Nurit Iscar, alias Bétibou, la cinquantaine bien installée et mal acceptée, ne se remet pas d'un double échec, sentimental et professionnel : auteur à succès de romans noirs (elle est la seule femme écrivain de polars en Argentine), elle a vu son dernier ouvrage, un roman d'amour, massacré par la critique d'un grand journal « El Tribuno », dont le directeur n'est autre que son ex-amant. Depuis, elle vivote, soutenue quand même par une équipe de fidèles et rigolotes copines, écrivant les histoires des autres, réduite au rôle de « nègre ».

Mais on vient de retrouver un résident d'un de ces ghettos pour milliardaires que sont les « country-club » ultra protégés cependant, mort chez lui, la gorge tranchée. Meurtre ou suicide ? L’événement passerait inaperçu si trois ans auparavant son épouse n'avait pas été trouvée morte dans les mêmes conditions et au même endroit. La presse s'empare de l'affaire, et le directeur du « Tribuno » dépêche le préposé aux faits divers, « le gamin des faits divers » dont on ne saura jamais le nom, de la génération Google : aucun contact avec le terrain, tout par l'écran et le clavier, tout par Internet .
Dans le même temps, il contacte Nurit Iscar et la convainc de s'installer au « country La Maravillosa » pour s'imprégner de l'atmosphère et rédiger de là-bas une chronique mi-journalistique mi-fictionnelle. Un troisième larron, le journaliste Jaime Brena, ancien spécialiste des affaires criminelles mis sur la touche, décide d'aider  « le gamin des faits divers » et de lui apprendre son métier autrement qu'en tapant sur son Blackberry. Ce trio improbable va découvrir en marge de l'enquête officielle d'autres meurtres, déguisés en accidents ou en suicides : chacune de ces morts est survenue comme elle devait survenir, comme on s'y attendait. Au bout du compte, la vérité amère qui se fait jour ne pourra jamais être divulguée, car elle met en cause des liaisons dangereuses entre la presse, la police et le monde des affaires.

Mine de rien, Claudia Piñeiro offre au lecteur une fine analyse d'une certaine catégorie de la société, mettant à nu les forces au pouvoir dans l'Argentine d'aujourd'hui, où affleurent encore les ombres des années noires de la dictature.

Thriller, tableau de mœurs, roman sociologique, Bétibou est aussi un roman psychologique. Parallèlement au déroulement de l'enquête policière, on suit l'évolution des trois personnages qui se trouvent à un moment clé de leur existence. Impasse ou renouveau ? Les choix qu'ils décident de faire suivant leur éthique personnelle contrebalancent les noirceurs auxquelles ils se sont confrontés. N'oublions pas les interventions réjouissantes de personnages secondaires bien campés(les copines) qui donnent du piment à l'histoire.

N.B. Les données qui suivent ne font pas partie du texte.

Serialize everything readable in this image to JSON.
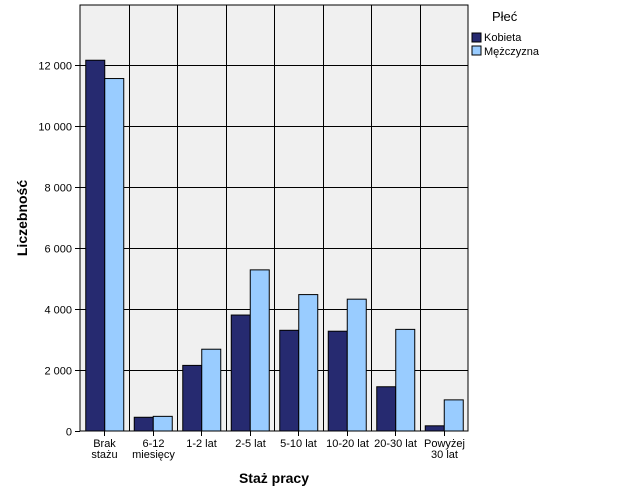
{
  "chart_data": {
    "type": "bar",
    "categories": [
      [
        "Brak",
        "stażu"
      ],
      [
        "6-12",
        "miesięcy"
      ],
      [
        "1-2 lat"
      ],
      [
        "2-5 lat"
      ],
      [
        "5-10 lat"
      ],
      [
        "10-20 lat"
      ],
      [
        "20-30 lat"
      ],
      [
        "Powyżej",
        "30 lat"
      ]
    ],
    "series": [
      {
        "name": "Kobieta",
        "color": "#262a70",
        "values": [
          12150,
          450,
          2150,
          3800,
          3300,
          3270,
          1450,
          170
        ]
      },
      {
        "name": "Mężczyzna",
        "color": "#99ccff",
        "values": [
          11550,
          480,
          2680,
          5280,
          4470,
          4320,
          3330,
          1020
        ]
      }
    ],
    "title": "",
    "xlabel": "Staż pracy",
    "ylabel": "Liczebność",
    "ylim": [
      0,
      13960
    ],
    "yticks": [
      0,
      2000,
      4000,
      6000,
      8000,
      10000,
      12000
    ],
    "ytick_labels": [
      "0",
      "2 000",
      "4 000",
      "6 000",
      "8 000",
      "10 000",
      "12 000"
    ],
    "grid": true,
    "legend": {
      "title": "Płeć",
      "position": "top-right, outside plot"
    },
    "plot_background": "#f0f0f0"
  }
}
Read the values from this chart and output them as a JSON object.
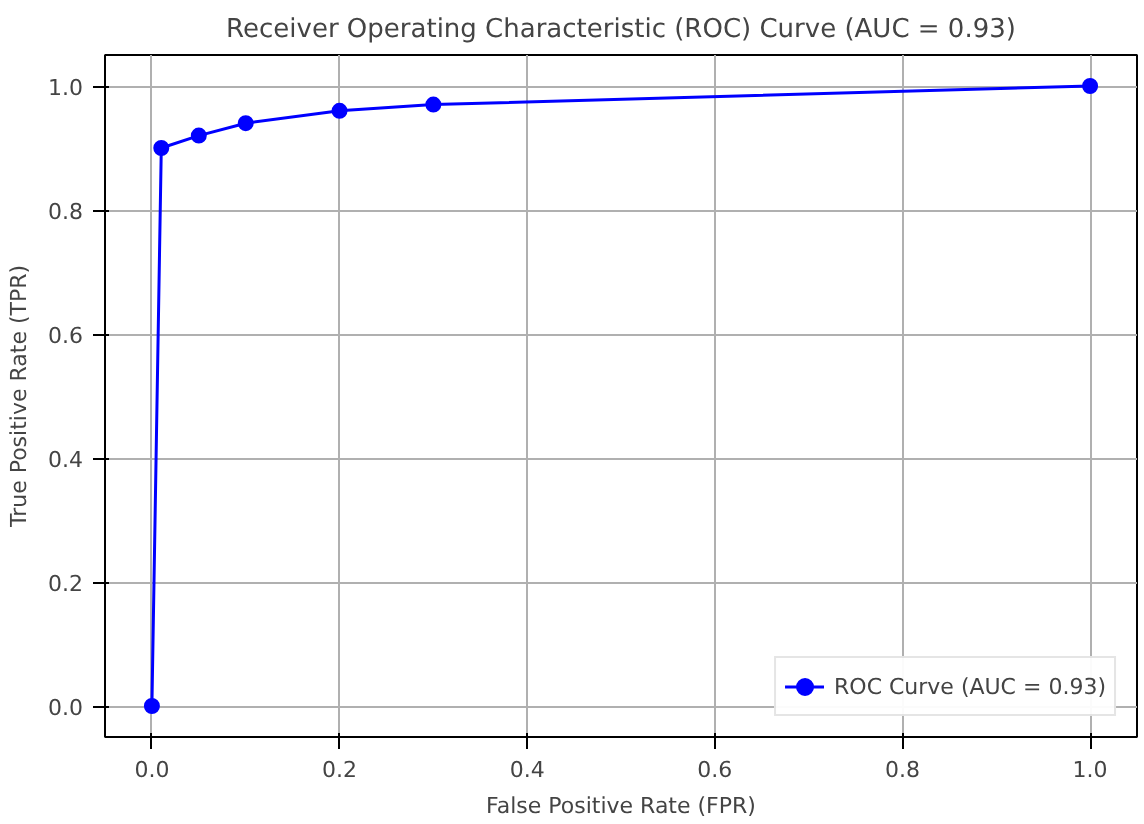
{
  "chart_data": {
    "type": "line",
    "title": "Receiver Operating Characteristic (ROC) Curve (AUC = 0.93)",
    "xlabel": "False Positive Rate (FPR)",
    "ylabel": "True Positive Rate (TPR)",
    "x": [
      0,
      0.01,
      0.05,
      0.1,
      0.2,
      0.3,
      1.0
    ],
    "series": [
      {
        "name": "ROC Curve (AUC = 0.93)",
        "color": "#0000ff",
        "values": [
          0,
          0.9,
          0.92,
          0.94,
          0.96,
          0.97,
          1.0
        ]
      }
    ],
    "xlim": [
      -0.05,
      1.05
    ],
    "ylim": [
      -0.05,
      1.05
    ],
    "xticks": [
      {
        "value": 0,
        "label": "0.0"
      },
      {
        "value": 0.2,
        "label": "0.2"
      },
      {
        "value": 0.4,
        "label": "0.4"
      },
      {
        "value": 0.6,
        "label": "0.6"
      },
      {
        "value": 0.8,
        "label": "0.8"
      },
      {
        "value": 1,
        "label": "1.0"
      }
    ],
    "yticks": [
      {
        "value": 0,
        "label": "0.0"
      },
      {
        "value": 0.2,
        "label": "0.2"
      },
      {
        "value": 0.4,
        "label": "0.4"
      },
      {
        "value": 0.6,
        "label": "0.6"
      },
      {
        "value": 0.8,
        "label": "0.8"
      },
      {
        "value": 1,
        "label": "1.0"
      }
    ],
    "grid": true,
    "legend": "bottom right",
    "marker": "circle",
    "line_style": "solid"
  }
}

Dans cet ouvrage, l'auteure jette un pont entre journalisme et littérature - les chroniques de Bétibou en sont un bon exemple -. Elle sait varier les styles en fonction des situations et des personnages, et les dialogues drôles et souvent percutants font que l'on déguste ce livre avec un vrai plaisir.

Marimile

Du même auteur : Les veuves du jeudi

Extrait :

Et comme pour confirmer ces dires, pour confirmer la propension de Viviana Mansini à faire sortir ses amies de leurs gonds, un moment plus tard, lorsque le commissaire Venturini refait son apparition en quête de Jaime Brena, s'impose l'évidence que ce brun à moustaches plaît à Viviana Mansini - comme à Paula -, mais la différence c'est qu'elle tient à le lui faire comprendre clairement. Vous avez un travail rudement difficile vous devez être quelqu'un de très courageux, lui dit-elle, cinq minutes après avoir fait sa connaissance, et sans que cela ait d'ailleurs le moindre rapport avec l'échange informel auquel tout le monde a participé jusque-là. Pleine d'ironie, Carmen regarde Paula et murmure : Espèce de salope. Paula ajoute : Elle va réussir à se le taper, tu verras. Tu sais, elle n'est pas du genre à se poser des questions d'ordre idéologique. Viviana Mansini ? Elle ne doit même pas connaître le sens du mot « idéologie ». Elle n'est pas la seule, regarde les amis des enfants dans la piscine. Paula regarde et soupire : Une peau jeune, des corps jeunes, des rires jeunes ; une idéologie ? Tu serais capable, toi de renoncer à un peu d'idéologie pour du sexe ? Oui. Moi aussi. Nous ne l'emporterons pas au paradis, c'est plus que clair. Non, en effet. Et nous ne ferons pas non plus partie des femmes qui auront marqué l'histoire. Non plus.

Bétibou
Bétibou de Claudia Piñeiro - Éditions Actes Sud - 396 pages
Traduit de l'espagnol (Argentine) par Romain Magras.